The baptismal fires are waiting. Steam Deck, like countless initiate PCs before it, must be christened: as with every new piece of hardware, one question must be answered. Can it run Crysis? The answer is no, it cannot. The original 2007 release locks up with a black screen. Crysis Remastered though? It boots, it runs, it plays – and with handheld-optimised settings you can get a great experience that almost sustains 60 frames per second. Looking for fidelity over outright performance? It’ll do a great job of running at medium settings too at native resolution, effectively putting this portable rendition of the game up there with the original release running at its very high preset – and running at native 720p too.

But this is Crysis and as such, the options are there to bring Steam Deck to its knees, with the ‘Can It Run Crysis’ mode flipping the measurement of performance from frames per second to seconds per frame – akin to running the original Quake on an ancient 386 processor. Of course, the Deck is a resource-constrained device – and we have to be mindful of that. Ray tracing support in the game has a software fallback, meaning it does run on SteamOS, but it’s really not a good idea. Getting decent performance and/or extending battery life is all about a new form of optimised settings – not just the best ‘bang for the buck’ but also not being afraid to compromise still further. Similar to Nintendo Switch, the smaller screen makes significant cutbacks to fidelity less noticeable during the run of play.

It turns out that there is a good degree of headroom here to the point where I had to wonder – could we actually get Crysis Remastered running at 60 frames per second, or at least close to it? To put this to the test, I used the second level that culminates in a base attack that concludes with dozens of AI and a couple of tanks descending on your position. It’s a great place to stress CPU limitations earlier in the game, and we also used it as the crucible for testing performance when we overclocked Nintendo Switch in an attempt to boost frame-rates on the other handheld rendition of the game. Even with low graphics settings – giving more power and performance to the CPU – the big battle sees Steam Deck drop into the 40s.

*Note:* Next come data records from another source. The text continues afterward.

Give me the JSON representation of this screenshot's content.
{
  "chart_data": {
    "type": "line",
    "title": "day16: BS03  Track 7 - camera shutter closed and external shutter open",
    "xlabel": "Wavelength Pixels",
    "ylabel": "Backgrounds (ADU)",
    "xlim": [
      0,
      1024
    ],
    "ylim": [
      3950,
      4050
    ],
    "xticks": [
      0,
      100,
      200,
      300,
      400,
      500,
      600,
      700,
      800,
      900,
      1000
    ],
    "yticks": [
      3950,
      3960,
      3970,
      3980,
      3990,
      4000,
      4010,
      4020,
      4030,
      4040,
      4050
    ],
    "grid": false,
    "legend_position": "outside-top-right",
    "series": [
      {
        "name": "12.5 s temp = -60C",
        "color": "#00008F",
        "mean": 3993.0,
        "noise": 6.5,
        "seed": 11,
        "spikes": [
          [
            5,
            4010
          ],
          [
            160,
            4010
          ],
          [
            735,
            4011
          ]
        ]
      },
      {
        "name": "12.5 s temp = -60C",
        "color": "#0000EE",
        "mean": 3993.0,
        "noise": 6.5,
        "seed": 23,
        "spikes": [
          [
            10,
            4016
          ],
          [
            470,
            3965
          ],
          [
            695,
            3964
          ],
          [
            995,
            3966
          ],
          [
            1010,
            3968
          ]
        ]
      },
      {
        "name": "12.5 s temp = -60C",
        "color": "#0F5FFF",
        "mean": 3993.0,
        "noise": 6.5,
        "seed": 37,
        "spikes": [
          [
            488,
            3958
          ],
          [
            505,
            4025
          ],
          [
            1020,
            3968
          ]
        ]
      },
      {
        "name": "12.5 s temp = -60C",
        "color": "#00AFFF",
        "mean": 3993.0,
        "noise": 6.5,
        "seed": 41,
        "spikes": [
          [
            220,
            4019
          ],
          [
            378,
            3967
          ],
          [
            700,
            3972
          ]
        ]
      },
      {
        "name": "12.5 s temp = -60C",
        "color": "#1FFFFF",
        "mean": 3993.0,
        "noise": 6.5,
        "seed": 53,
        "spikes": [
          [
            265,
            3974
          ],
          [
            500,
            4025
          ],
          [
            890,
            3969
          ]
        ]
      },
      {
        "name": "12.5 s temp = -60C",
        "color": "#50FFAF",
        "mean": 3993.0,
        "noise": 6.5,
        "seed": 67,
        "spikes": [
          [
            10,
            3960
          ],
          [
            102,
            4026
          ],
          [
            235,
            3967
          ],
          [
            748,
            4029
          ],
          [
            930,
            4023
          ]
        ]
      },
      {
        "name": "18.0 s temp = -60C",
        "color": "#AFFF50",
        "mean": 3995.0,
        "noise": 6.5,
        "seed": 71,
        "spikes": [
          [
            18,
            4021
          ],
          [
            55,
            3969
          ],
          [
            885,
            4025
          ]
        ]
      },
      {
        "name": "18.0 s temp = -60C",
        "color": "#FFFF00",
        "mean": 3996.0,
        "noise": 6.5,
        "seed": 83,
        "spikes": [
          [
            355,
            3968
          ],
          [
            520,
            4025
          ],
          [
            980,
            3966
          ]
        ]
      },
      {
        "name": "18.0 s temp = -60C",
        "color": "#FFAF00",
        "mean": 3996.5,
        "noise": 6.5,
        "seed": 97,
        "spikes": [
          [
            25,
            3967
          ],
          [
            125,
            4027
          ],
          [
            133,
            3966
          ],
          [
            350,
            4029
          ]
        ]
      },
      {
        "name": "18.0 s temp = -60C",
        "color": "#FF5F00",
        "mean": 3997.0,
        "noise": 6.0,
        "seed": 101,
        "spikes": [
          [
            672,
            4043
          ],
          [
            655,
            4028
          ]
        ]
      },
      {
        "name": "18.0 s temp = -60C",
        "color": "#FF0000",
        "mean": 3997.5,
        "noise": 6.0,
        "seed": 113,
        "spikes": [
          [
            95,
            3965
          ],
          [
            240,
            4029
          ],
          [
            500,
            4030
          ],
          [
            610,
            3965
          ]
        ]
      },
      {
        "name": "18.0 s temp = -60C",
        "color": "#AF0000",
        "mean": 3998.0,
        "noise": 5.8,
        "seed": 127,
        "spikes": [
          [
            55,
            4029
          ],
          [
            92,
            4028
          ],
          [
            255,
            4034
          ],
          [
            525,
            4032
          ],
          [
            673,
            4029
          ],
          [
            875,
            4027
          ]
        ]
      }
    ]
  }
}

Using custom variables to move down to lower-than-low settings could see us move back closer to 60fps, but at this point, the visual compromises become unacceptable: shadow quality and pop-in look pretty poor and the transition of objects from 2D sprites to 3D objects becomes hilariously obvious. Another way to increase CPU performance is – bizarrely enough – to reduce resolution. Crysis Remastered’s CPU burden increases with resolution, presumably with pixel count scaling with level of detail. So, dropping from 800p or 720p down to 540p helps both CPU and GPU – but it also impacts readability during the game. Short and medium range encounters are fine, but long range visibility is impacted, even on the handheld screen, and there’s nothing that Steam Deck’s system-level FSR support can do to help with that.